Baldessari (’53, ’57), a 2009 winner of the Golden Lion Award for Lifetime Achievement from the Venice Biennale, was born in National City and attended San Diego State in the 1950s.

“I had some great instructors, but what I mainly learned there was you really have to have practicing artists teaching art,” he says of his time on Montezuma Mesa. “I am convinced that after teaching many years you can’t teach art, but provide an ambiance where art can happen.”

A BEAUTIFUL SPACE

Curator Gleason describes the new gallery as the perfect setting to exhibit the artists’ work.


John Baldessari ('53, '57) is one of three alumni artists whose work is featured in the inaugural exhibition at the SDSU Downtown Gallery.
“It’s a really beautiful space,” she says of the 2,000 square feet donated to the university by Bosa Development Corporation. “It has really tall ceilings and windows that face out onto Broadway.  It’s just a lovely space to show contemporary art.”

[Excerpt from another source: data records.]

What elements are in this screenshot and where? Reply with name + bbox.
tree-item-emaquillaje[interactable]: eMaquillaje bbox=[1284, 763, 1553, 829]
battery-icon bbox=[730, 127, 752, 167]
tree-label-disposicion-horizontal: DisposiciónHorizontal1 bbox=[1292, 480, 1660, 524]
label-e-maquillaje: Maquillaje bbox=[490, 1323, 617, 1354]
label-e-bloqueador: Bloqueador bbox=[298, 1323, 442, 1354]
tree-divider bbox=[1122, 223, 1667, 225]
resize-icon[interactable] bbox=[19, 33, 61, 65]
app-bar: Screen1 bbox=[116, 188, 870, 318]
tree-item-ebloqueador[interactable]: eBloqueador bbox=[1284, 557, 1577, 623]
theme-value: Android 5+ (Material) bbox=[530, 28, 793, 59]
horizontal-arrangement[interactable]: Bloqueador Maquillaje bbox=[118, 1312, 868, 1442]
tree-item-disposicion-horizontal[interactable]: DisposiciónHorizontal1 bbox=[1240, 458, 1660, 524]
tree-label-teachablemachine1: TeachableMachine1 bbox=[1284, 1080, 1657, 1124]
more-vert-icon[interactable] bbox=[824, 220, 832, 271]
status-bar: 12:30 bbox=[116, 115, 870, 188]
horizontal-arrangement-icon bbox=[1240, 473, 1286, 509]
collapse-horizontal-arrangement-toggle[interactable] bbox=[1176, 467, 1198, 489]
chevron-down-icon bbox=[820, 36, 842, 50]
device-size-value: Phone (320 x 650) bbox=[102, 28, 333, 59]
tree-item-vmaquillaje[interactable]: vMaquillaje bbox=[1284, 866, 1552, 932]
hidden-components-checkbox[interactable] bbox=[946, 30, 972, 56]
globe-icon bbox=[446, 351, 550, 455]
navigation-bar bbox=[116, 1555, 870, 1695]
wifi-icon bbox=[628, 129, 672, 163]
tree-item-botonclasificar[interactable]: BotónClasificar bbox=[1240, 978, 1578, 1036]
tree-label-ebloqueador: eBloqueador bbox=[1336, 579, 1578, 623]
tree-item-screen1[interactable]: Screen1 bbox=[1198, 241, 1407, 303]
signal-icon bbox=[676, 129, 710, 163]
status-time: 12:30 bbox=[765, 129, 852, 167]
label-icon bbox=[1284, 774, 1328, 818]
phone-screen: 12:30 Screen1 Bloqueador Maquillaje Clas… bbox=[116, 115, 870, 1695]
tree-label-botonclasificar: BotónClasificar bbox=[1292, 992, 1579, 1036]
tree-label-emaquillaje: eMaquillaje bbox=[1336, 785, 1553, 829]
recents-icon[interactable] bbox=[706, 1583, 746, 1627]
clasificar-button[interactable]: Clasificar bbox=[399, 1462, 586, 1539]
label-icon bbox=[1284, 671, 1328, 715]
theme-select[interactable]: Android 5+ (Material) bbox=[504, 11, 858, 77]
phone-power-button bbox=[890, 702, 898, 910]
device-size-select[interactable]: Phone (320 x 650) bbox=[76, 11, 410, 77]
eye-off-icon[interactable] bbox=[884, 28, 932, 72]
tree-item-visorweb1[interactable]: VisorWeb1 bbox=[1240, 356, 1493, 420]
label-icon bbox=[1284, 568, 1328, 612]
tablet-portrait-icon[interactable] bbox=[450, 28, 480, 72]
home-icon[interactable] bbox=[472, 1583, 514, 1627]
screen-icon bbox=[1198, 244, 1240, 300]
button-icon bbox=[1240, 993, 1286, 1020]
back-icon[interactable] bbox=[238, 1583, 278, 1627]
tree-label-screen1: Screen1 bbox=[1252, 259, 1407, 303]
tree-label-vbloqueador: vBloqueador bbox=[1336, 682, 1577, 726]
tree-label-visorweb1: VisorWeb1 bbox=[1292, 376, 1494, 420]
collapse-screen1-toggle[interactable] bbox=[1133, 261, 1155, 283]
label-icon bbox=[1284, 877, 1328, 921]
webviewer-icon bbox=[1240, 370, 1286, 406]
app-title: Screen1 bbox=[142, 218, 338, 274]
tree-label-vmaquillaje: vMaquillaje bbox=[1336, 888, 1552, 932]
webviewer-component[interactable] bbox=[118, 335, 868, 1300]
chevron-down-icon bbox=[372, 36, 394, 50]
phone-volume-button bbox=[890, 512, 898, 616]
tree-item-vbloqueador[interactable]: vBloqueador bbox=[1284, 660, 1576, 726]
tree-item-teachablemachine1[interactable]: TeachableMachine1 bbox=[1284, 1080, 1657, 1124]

Gleason says while the new gallery will make San Diego State art more accessible to the community, it will also tie SDSU into the existing downtown art scene while providing greater opportunities for SDSU students.

“Students who are taking courses in exhibition design and in curatorial practices on campus will have the opportunity to apply the knowledge they gain from those classes into a real-life experience of actually working in the gallery,” she explains. “That’s a really wonderful connection between the educational programs on campus and the programs at the gallery.”

The Divergence exhibition will be on view at the Downtown Gallery through January 3, 2011.  In addition to exhibition programming, the gallery will also provide a venue for lectures, symposia and a host of interdisciplinary events to add to the exhibitions on view.